When there are no more survivors, there will still be children and grandchildren of survivors. When those who witnessed the Holocaust, who experienced it with their bodies and minds, can no longer share their stories, the second and third generations will be the closest links to the genocide. In some families, that time has already come; in others, it is inevitable.

“We are at the last moment of those people being able to tell their stories,” says Esther Safran-Foer, executive director and CEO of Sixth & I, and the daughter of Holocaust survivors. A member of the second generation, she says it’s “time to find our voice.”

This year, the Museum of Jewish Heritage in New York City will mark International Holocaust Remembrance Day—the anniversary of the liberation of Auschwitz by the Soviets on January 27, 1945—with “Stories of Regeneration from the Second Generation.” The storytelling event features children and grandchildren speaking about their experiences with Holocaust survivors and the memories they’ve inherited.

“This is a legacy that is being passed down from one generation to the next,” says Elissa Schein, deputy director of the museum. It’s the second time the museum has held the event, and Schein says “Stories of Regeneration” will become an annual gathering. Eventually, she hopes to create an archive of descendants’ stories. “We need to...empower the relatives and the children and the grandchildren to continue to talk about the generation that came before them,” she says.

But the purpose of the event is not to retell the stories of the survivors. Instead, the children and grandchildren will share their own stories and convey how the Holocaust affected them and their families. “I really feel that in the telling of your own story,” Schein says, “something bigger comes to light.”

The son of two survivors, Rabbi Joseph Potasnik remembers the old photographs that used to sit on a dresser in his childhood home. He asked about the photos, but his parents offered a vague reply: They were family members. It was only when he was about to leave for college that he learned the photos were of his parents’ children from first marriages who had been killed during the Holocaust. “I grew up in a home where I was loved by people who lost so much,” he says. The photos “became a reminder,” he says. “They were my family who didn’t make it,” and “I had to do something...to perpetuate someone’s memory.”

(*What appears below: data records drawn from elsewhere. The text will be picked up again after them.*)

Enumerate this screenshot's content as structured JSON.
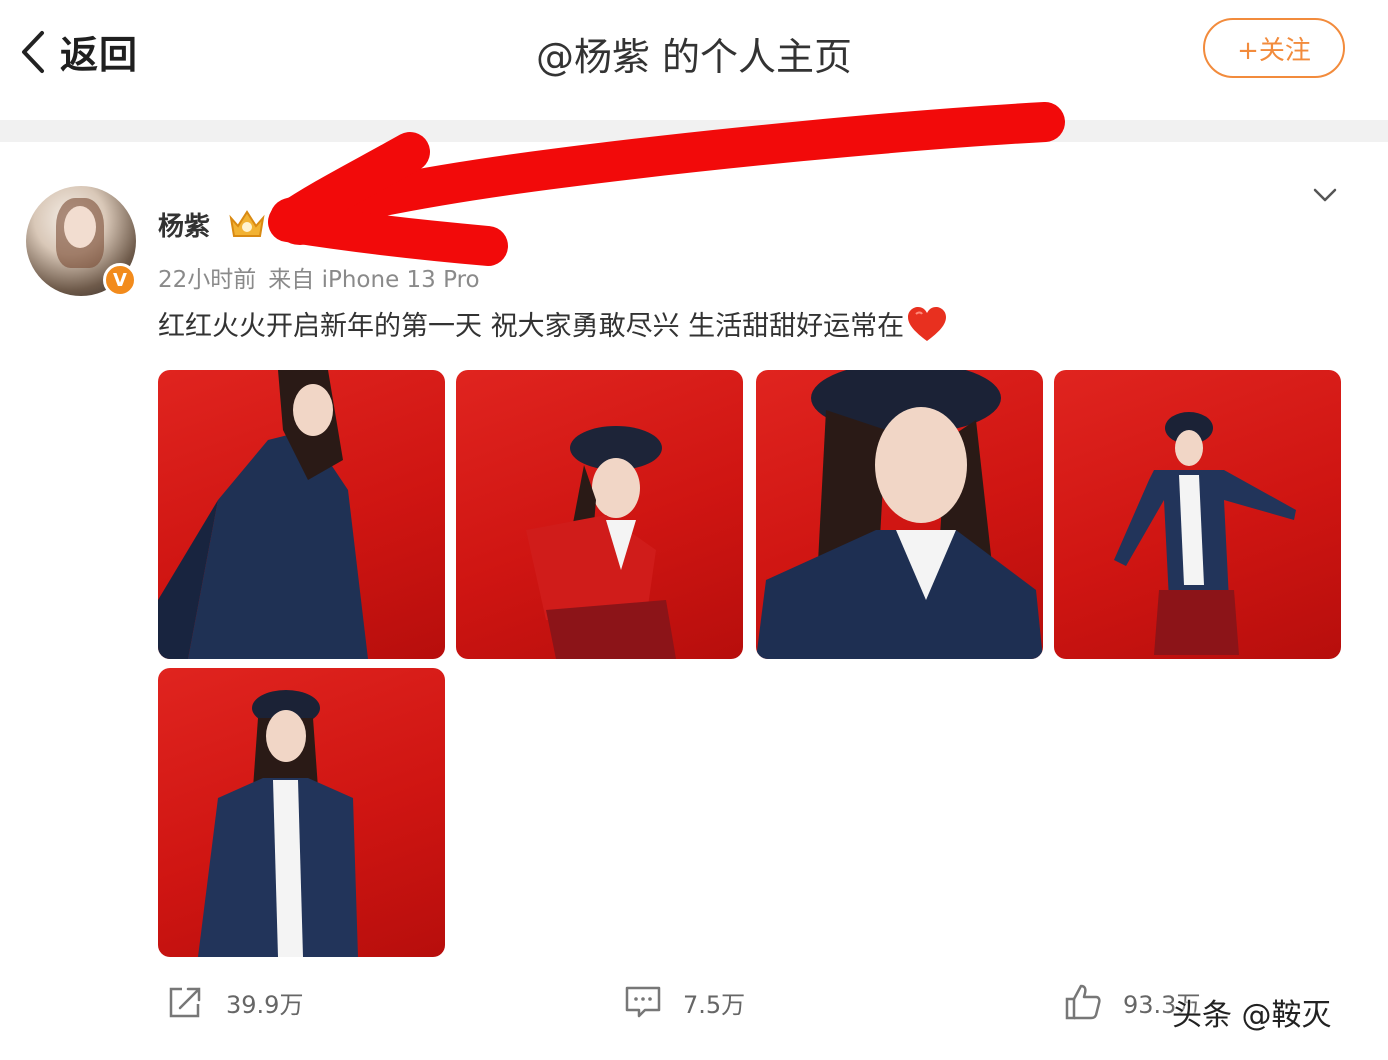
{
  "header": {
    "back_label": "返回",
    "title": "@杨紫 的个人主页",
    "follow_label": "+关注"
  },
  "post": {
    "author": "杨紫",
    "time": "22小时前",
    "source": "来自 iPhone 13 Pro",
    "verified_badge": "V",
    "text": "红红火火开启新年的第一天 祝大家勇敢尽兴 生活甜甜好运常在",
    "images": [
      {
        "name": "photo-1"
      },
      {
        "name": "photo-2"
      },
      {
        "name": "photo-3"
      },
      {
        "name": "photo-4"
      },
      {
        "name": "photo-5"
      }
    ]
  },
  "actions": {
    "repost_count": "39.9万",
    "comment_count": "7.5万",
    "like_count": "93.3万"
  },
  "watermark": "头条 @鞍灭",
  "colors": {
    "accent": "#f28b3c",
    "annotation": "#f20a0a",
    "photo_background": "#d41a16",
    "badge": "#f28b1c"
  },
  "icons": [
    "back-icon",
    "crown-icon",
    "chevron-down-icon",
    "heart-icon",
    "repost-icon",
    "comment-icon",
    "like-icon"
  ]
}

Potasnik’s was not the only home of survivors where the past lingered. It’s important to share post-war stories of struggle, resilience and rebuilding, says Amichai Lau-Lavie, spiritual leader of Lab/Shul, who is poised to host the event for the second time on Wednesday.

“Some of the stories that struck me from last year,” he tells Newsweek, were about “different ways...we cope with stress and trauma and conflict.” It’s wise not just to give descendants tools to cope with stress and trauma, he adds, but also to encourage them to share their stories. And he’ll try, once again, to “achieve balance between seriousness and somberness, and yet access and immediacy and maybe even humor.”

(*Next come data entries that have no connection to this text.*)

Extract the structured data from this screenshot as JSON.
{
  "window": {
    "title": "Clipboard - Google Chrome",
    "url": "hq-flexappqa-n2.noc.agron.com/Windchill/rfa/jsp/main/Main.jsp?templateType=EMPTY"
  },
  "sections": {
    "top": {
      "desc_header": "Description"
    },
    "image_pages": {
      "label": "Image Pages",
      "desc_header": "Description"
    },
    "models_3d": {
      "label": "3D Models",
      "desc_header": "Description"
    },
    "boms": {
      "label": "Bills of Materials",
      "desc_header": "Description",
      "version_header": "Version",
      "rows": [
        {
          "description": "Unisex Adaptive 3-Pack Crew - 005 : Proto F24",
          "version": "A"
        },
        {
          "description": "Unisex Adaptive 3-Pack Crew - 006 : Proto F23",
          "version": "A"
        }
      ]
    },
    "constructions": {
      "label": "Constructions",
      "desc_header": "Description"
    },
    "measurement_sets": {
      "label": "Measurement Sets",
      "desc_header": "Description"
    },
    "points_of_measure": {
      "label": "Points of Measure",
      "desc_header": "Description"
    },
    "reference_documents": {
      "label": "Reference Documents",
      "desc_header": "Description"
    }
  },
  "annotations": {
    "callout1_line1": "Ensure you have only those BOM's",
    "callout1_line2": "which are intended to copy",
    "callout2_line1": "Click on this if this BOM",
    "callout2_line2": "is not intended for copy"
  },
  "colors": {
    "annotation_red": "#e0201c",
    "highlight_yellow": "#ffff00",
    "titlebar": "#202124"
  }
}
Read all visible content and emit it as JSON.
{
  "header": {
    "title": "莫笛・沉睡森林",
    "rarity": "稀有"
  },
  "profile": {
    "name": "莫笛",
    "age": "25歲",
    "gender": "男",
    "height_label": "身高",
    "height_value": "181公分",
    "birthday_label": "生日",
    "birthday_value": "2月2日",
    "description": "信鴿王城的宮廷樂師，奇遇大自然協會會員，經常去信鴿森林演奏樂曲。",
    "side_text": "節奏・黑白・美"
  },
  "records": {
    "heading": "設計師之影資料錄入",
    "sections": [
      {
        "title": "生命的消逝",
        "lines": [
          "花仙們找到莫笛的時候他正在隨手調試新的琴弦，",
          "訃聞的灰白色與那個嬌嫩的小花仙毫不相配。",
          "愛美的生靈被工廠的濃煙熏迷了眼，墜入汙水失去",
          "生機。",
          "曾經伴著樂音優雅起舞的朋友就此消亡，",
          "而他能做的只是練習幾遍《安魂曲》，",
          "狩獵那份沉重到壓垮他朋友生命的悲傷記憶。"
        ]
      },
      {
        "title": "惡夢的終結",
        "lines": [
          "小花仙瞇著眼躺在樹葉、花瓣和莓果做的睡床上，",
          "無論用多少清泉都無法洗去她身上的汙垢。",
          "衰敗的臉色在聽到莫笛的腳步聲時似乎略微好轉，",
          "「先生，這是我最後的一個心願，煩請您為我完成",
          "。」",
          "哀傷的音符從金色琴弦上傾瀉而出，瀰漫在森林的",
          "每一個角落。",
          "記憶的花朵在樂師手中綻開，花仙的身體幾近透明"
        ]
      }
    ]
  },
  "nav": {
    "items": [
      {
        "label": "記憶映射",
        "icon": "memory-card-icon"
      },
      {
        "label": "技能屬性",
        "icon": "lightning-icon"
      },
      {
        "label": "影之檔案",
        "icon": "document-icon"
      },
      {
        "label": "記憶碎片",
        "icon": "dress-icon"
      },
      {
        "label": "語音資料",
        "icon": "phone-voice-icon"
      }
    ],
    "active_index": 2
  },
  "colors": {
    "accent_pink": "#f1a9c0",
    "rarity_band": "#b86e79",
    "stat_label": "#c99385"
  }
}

In her story last February, Belgian-born psychoanalyst Esther Perel made the audience laugh as she explained how her parents and their survivor friends talked over cards about who was gassed and who was not as though discussing the weather.

On Wednesday, Potasnik, Safran Foer and four others will take the stage. Among them: Sarah Golabek Goldman, a JD-MBA student at Yale. She built her story around the moment she found part of her great great grandmother’s gravestone at a Jewish cemetery destroyed by the Nazis in Poland. She was spending the summer teaching English and traveling to villages and towns her family had lived before the war. The next summer, she returned to help restore a cemetery with Polish schoolchildren and to make the film Finding Leah Tickotsky, about her search for family roots and more broadly about Polish-Jewish relations. “Honestly I wish it was survivors who were telling their stories today and tomorrow and in the years to come,” she says. But for those who will never have the opportunity to meet a survivor at home or at school, as Golabek-Goldman did at her Jewish day school, she feels responsible for passing on the stories to ensure the conversation continues.

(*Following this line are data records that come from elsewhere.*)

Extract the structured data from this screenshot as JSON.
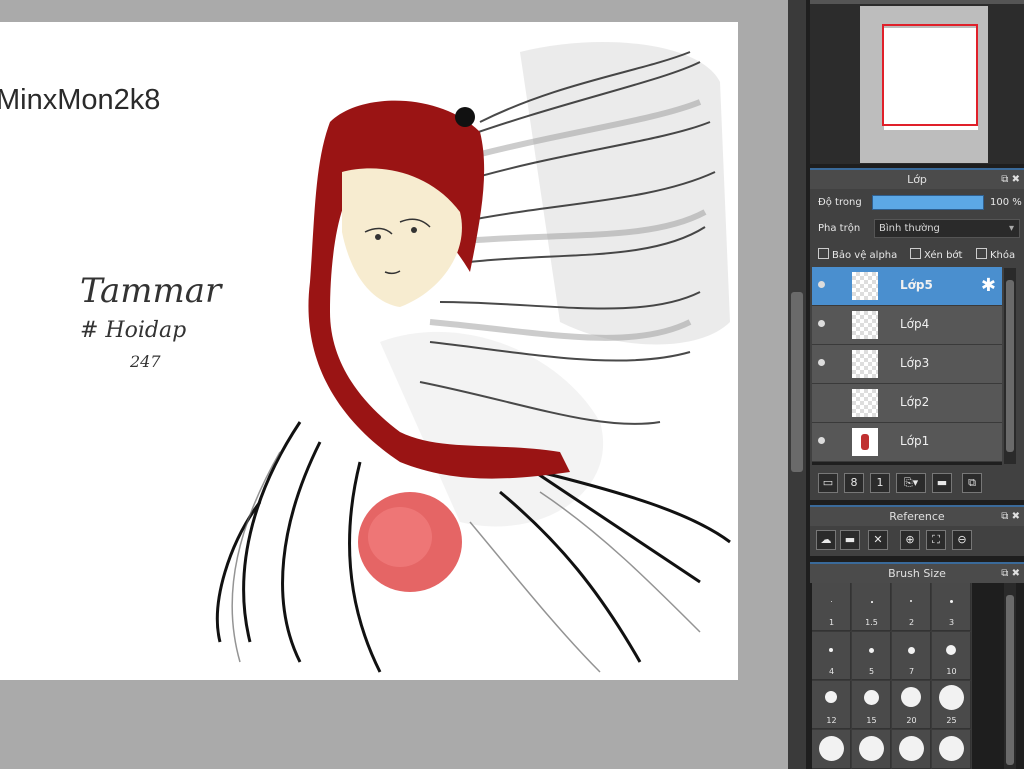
{
  "canvas": {
    "watermark": "MinxMon2k8",
    "signature_lines": [
      "Tammar",
      "# Hoidap",
      "247"
    ]
  },
  "layer_panel": {
    "title": "Lớp",
    "opacity_label": "Độ trong",
    "opacity_value": "100 %",
    "opacity_fraction": 1.0,
    "blend_label": "Pha trộn",
    "blend_value": "Bình thường",
    "checkboxes": {
      "protect_alpha": "Bảo vệ alpha",
      "clipping": "Xén bớt",
      "lock": "Khóa"
    },
    "layers": [
      {
        "name": "Lớp5",
        "selected": true,
        "visible": true
      },
      {
        "name": "Lớp4",
        "selected": false,
        "visible": true
      },
      {
        "name": "Lớp3",
        "selected": false,
        "visible": true
      },
      {
        "name": "Lớp2",
        "selected": false,
        "visible": false
      },
      {
        "name": "Lớp1",
        "selected": false,
        "visible": true
      }
    ]
  },
  "reference_panel": {
    "title": "Reference"
  },
  "brush_panel": {
    "title": "Brush Size",
    "sizes": [
      "1",
      "1.5",
      "2",
      "3",
      "4",
      "5",
      "7",
      "10",
      "12",
      "15",
      "20",
      "25"
    ]
  },
  "colors": {
    "accent": "#4a8fcf",
    "hair": "#9a1414",
    "panel": "#414141"
  }
}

The stories from next generations are not just about the past, or even just about the memory and legacy of the Holocaust as an isolated event. The other big question, Lau-Lavie says, is about “the moral and ethical questions we take with us... How to translate this stark legacy into courage and real moral behavior.”

As a child of survivors, Potasnik feels a responsibility not only to tell the stories his parents and other relatives can no longer tell, but also be an activist for other vulnerable groups who are targeted as Jews were eight decades ago.

Schein agrees. “We see genocide continuing in the world and the similar stories with different protagonists,” she says. “I think that the world has given us so many situations where this history hasn’t become ancient history. It’s still very much alive.”